Traurige Berühmtheit erlangte ein Rechtsanwalt im OLG Bezirk Hamm, dessen Fall schließlich vor dem Bundesarbeitsgericht (BAG, 17.12.2014, 5 AZR 663/13, NZA 2015, 608) landete. Bei einer wöchentlichen Arbeitszeit von 20 Stunden war ein monatliches Bruttogehalt von 1.200 € arbeitsvertraglich vereinbart, außerdem trug die Arbeitgeberin noch die Kosten für seine Vermögensschadenhaftpflichtversicherung. Hochgerechnet wären das einschließlich Versicherung rund 2.500 € für eine 40-Studen-Woche gewesen. Da ist die Grenze, ab der das BAG von einem „auffälligen Missverhältnis“ im Sinne von § 138 Abs. 2 BGB ausgeht, nicht mehr weit weg. Zitat BAG (a.a.O.): „Das Missverhältnis ist auffällig, wenn die Arbeitsvergütung nicht einmal zwei Drittel der in dem betreffenden Wirtschaftszweig üblicherweise gezahlten Vergütung erreicht.“ Der gesetzliche Mindestlohn bei einer 40-Stunden-Woche beträgt übrigens derzeit 1.593 €…
Zurück zu „normalen“ Verdienstmöglichkeiten für Berufseinsteiger im Anwaltsberuf: Ich hatte kürzlich die Gelegenheit, mit zwei Freunden und ehemaligen Studienkollegen zu sprechen, die beide Rechtsanwälte in Hamburg sind. Der eine ist als Steuerrechtler in einer Großkanzlei tätig, der andere ist Partner in einer ausschließlich arbeitsrechtlich tätigen Kanzlei mit gut 20 Rechtsanwälten. Der Steuerrechtler nannte eine Spanne von 55.000 bis 75.000,- als Einstiegsgehalt, je nachdem, welche Qualifikationen (insb. steuerrechtliche Vorkenntnisse) ein Bewerber bzw. eine Bewerberin mitbringe. Unabdingbare Voraussetzung sei, dass die Bewerber fließend Englisch könnten, weil die Arbeit fast ausschließlich auf Englisch zu erledigen sei. Der Arbeitsrechtler nannte keine konkreten Zahlen, ließ aber durchblicken, dass die o.g. Größenordnung in seiner Kanzlei nur ausnahmsweise in Betracht komme, die normalen Einstiegsgehälter also eher niedriger lägen. Mit „Großkanzleigehältern“ könne und wolle man nicht mithalten, stattdessen setzte man darauf, dass die Mitarbeiter „normale“ Arbeitszeiten hätten und regelmäßig zwischen 18 und 19 Uhr Feierabend machen würden.

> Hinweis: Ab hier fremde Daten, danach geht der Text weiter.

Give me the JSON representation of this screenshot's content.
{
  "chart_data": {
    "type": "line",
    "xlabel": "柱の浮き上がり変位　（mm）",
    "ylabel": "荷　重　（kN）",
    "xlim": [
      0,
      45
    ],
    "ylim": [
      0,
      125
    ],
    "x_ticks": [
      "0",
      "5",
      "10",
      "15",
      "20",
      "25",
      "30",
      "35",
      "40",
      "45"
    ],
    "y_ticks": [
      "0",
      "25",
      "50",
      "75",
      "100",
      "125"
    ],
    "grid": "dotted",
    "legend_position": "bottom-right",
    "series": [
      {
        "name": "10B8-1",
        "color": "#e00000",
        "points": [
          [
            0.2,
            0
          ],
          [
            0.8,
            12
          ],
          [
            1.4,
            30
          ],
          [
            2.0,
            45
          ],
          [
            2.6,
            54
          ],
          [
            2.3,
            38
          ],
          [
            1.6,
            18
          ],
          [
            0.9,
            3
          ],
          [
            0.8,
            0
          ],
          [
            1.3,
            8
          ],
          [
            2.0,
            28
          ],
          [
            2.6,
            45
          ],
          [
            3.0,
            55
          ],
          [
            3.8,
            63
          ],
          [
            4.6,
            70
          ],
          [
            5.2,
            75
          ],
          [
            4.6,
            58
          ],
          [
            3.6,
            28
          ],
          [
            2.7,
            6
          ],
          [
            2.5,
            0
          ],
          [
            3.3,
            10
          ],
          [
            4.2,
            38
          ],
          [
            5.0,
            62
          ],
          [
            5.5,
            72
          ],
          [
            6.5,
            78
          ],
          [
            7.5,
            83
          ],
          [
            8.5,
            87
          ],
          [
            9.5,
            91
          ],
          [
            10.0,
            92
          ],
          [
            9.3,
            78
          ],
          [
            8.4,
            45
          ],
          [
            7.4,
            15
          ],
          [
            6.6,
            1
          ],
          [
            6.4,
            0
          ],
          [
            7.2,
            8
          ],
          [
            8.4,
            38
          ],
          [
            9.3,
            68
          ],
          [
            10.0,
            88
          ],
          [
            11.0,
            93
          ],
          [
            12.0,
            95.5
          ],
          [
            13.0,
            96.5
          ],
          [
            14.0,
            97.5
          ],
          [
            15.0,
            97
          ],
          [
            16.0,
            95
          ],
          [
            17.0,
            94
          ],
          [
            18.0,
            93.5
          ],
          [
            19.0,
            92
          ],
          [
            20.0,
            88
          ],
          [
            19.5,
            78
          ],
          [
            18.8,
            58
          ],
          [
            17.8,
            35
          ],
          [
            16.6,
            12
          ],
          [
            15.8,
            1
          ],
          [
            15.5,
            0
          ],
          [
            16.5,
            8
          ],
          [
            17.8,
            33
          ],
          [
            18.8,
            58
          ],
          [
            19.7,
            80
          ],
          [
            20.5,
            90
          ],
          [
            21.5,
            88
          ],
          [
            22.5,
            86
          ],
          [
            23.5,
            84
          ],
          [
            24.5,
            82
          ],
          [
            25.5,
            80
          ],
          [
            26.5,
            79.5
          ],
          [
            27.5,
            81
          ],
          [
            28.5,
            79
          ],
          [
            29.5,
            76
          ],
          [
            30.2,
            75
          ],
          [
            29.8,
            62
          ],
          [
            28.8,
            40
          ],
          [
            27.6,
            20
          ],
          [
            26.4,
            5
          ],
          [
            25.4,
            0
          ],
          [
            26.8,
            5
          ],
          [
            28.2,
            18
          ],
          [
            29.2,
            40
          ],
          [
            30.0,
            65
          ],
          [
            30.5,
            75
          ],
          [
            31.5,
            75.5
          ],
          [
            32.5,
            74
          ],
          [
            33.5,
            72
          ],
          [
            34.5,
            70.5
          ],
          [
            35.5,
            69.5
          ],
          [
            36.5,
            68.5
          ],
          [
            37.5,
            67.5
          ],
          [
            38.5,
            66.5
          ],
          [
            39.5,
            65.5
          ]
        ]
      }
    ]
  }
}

Zu den immer wieder genannten „Traumgehältern“, die in „law firms“ gezahlt werden, schreibt gehaltsvergleich.com: „Wer Dank seines herausragenden Examens zu den Top-Absolventen eines Jahrgangs gehört, hat die Chance, bei einer großen und namhaften Top-Kanzlei einzusteigen. Und wer dort genommen wird, darf zum Start mit Jahresgehältern jenseits der 100.000 € rechnen. Ganz oben in der Einkommensrangliste stehen seit Jahren die renommierten, weltweit agierenden angelsächsischen Kanzleien. So bekommt man laut des Fachportals Azur im 1. Jahr zum Beispiel bei Sullivan & Cromwell 140.500 €, bei Milbank Tweed Hadley & Mc Cloy 140.000 € und bei Willkie Farr & Gallagher 130.000 €. Auch wenn es einige weitere Kanzleien in dieser Gehaltsregion gibt – der Großteil aller Absolventen wird mit einem deutlich niedrigeren Einstiegsgehalt starten.“
Eine interessante Alternative zum klassischen Anwaltsberuf kann eine Anstellung in einem großen Wirtschaftsunternehmen sein. Von einem europäischen Flugzeuhersteller weiß ich aus zuverlässiger Quelle, dass die Einstiegsgehälter für Volljuristen (Arbeitsrechtler) bei rund 95.000 € liegen.